Care through generations

At Dix, those connected to the hospital said Sunday, the community worked together like family, sometimes literally and at other times figuratively. Generations of staff lived in houses on the grounds, and patients and professionals worked together for decades at times.

“It was teamwork and it was a big family,” said John Myhre, pharmacist at Dix from 1972 until 2009.

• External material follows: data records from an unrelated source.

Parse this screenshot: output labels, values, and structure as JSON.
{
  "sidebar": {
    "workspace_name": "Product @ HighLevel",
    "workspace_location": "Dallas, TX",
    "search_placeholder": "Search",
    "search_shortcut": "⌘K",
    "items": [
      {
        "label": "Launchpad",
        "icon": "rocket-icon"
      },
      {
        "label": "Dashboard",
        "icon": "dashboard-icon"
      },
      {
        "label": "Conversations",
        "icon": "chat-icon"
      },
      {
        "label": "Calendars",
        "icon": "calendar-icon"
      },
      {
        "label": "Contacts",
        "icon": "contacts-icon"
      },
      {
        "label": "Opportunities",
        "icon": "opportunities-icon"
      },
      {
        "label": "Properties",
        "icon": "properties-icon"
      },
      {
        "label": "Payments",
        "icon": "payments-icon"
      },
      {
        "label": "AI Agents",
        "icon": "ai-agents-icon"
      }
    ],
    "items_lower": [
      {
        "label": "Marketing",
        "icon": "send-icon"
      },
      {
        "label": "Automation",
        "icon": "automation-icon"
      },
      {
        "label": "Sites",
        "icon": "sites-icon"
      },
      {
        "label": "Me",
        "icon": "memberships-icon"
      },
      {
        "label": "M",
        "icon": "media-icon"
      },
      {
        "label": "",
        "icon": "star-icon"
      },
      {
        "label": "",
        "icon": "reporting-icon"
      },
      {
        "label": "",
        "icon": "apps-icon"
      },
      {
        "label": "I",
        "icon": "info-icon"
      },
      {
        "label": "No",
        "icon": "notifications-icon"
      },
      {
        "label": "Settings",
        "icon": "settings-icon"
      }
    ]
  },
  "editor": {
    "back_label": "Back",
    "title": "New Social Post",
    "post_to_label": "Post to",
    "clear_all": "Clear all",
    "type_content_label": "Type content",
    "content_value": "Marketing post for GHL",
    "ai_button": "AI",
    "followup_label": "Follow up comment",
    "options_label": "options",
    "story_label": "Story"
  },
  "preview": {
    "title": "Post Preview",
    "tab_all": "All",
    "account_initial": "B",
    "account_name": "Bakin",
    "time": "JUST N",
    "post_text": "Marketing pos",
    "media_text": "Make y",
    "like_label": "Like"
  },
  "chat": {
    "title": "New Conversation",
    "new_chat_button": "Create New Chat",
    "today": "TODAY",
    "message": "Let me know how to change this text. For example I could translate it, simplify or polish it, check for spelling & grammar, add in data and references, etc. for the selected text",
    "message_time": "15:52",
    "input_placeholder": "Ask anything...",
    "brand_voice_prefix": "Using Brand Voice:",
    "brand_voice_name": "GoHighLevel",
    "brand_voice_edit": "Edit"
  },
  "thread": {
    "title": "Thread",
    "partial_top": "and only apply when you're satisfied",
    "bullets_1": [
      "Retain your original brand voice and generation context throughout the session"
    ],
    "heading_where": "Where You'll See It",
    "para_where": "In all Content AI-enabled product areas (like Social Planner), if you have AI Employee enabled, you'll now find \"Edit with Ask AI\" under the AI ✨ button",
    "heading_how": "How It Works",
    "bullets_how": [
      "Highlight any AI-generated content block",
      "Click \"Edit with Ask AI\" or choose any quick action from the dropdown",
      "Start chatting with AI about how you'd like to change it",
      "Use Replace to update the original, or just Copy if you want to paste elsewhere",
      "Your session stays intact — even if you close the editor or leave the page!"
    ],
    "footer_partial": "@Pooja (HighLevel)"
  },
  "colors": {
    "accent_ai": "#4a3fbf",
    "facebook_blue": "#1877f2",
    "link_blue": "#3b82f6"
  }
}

Myhre, who had been interviewed by NC Health News’ team of videographers, also attended Sunday’s event. Before the presentations, he said an account of Dix’s legacy should include the research carried out there on a variety of medications including lithium. Trials were performed by drug companies and included informed consent on the part of participants, he said.

Major changes in medication practice for people with mental illness also took place during the latter years of the 20th century.

“When I first started they were giving monster doses of thorazine,” a powerful antipsychotic drug, Myhre said. “A drugstore dose would be 25-50 milligrams four times a day. I saw lots of doses of 5,000 milligrams.”

“I was crushed”

The video interviews, portions of which were shown during Sunday’s event, gave a broad range of opinions and facts about what informants had experienced at the hospital.

Brinson, a former patient, recounted being disappointed when the hospital was closed.

“Dorothea Dix should have been developed as a community for the mentally ill,” she said. “People could have gone out into the community and worked and come home [to Dix].”

Margaret Raynor, a former psychiatric nurse at Dix, said during her employment, the state of North Carolina reversed direction on the hospital that had served so many people.

“I was crushed,” she said. “I will tell you that the person who was head of DHHS had come and told us they were going to build a new Dix.”